Akbar the Great°
AKBAR THE GREAT°
AKBAR THE GREAT ° (Akbar Abū al-Fatḥ Jalāl al-Dīn Muhammad ; 1542–1605), Moghul emperor in India. Akbar's subjects were permitted a remarkable degree of religious tolerance and freedom. The emperor tried to build a bridge of understanding between Hindus and Muslims and to create a new eclectic religion of pure theism ("tauḥīd Ilāhū" or "Dīn Ilāhī"). He collected translations of the holy books of all faiths, and held regular religious disputations in his palace at Fatehpur Sikri, near Agra. The participants also included Jews, probably from Persia, Afghanistan, or Khurasan, as well as Hindus, Jains, Zoroastrians, and Jesuits. The presence of Jews is reliably reported by Moghul court historians, by the Jesuit traveler A. Monserrate, and by the author of the Dabistan. A synagogue (kenisa) also existed in the Moghul realm according to the English traveler, Sir Thomas Roe (1616). Akbar's interest in the translation of holy books brought the famous Florentine traveler and scholar Giambattista Vecchietti to Agra. Vecchietti had collected many ancient *Judeo-Persian biblical translations during his journeys in Persia, and while a guest of Akbar, he transliterated the Judeo-Persian manuscript of the Psalms into Persian script.

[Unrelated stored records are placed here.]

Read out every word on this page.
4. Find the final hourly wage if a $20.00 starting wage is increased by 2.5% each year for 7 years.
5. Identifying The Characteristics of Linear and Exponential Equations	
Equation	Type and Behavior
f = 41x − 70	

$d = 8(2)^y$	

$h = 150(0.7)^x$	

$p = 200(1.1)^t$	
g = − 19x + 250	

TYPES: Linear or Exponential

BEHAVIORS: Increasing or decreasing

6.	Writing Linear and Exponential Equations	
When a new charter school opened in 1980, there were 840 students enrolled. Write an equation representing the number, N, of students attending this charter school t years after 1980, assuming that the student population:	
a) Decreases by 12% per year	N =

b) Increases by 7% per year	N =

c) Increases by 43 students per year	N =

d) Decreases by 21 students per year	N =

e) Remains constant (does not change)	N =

Fischel, in: paajr, 17 (1949), 137–77; idem, in: htr, 45 (1952), 3–45. add. bibliography: I. Alam Khan, "The Nobility under Akbar and the Development of his Religious Policy, 1560–1580," in: Journal of the Royal Asiatic Society (1968), 29–36: J.F. Richards, "The Formation of Imperial Authority under Akbar and Jahangir," in: M. Alam and S. Subrahnayan (eds.), The Mughal State 1526–1750 (1988), 126–167.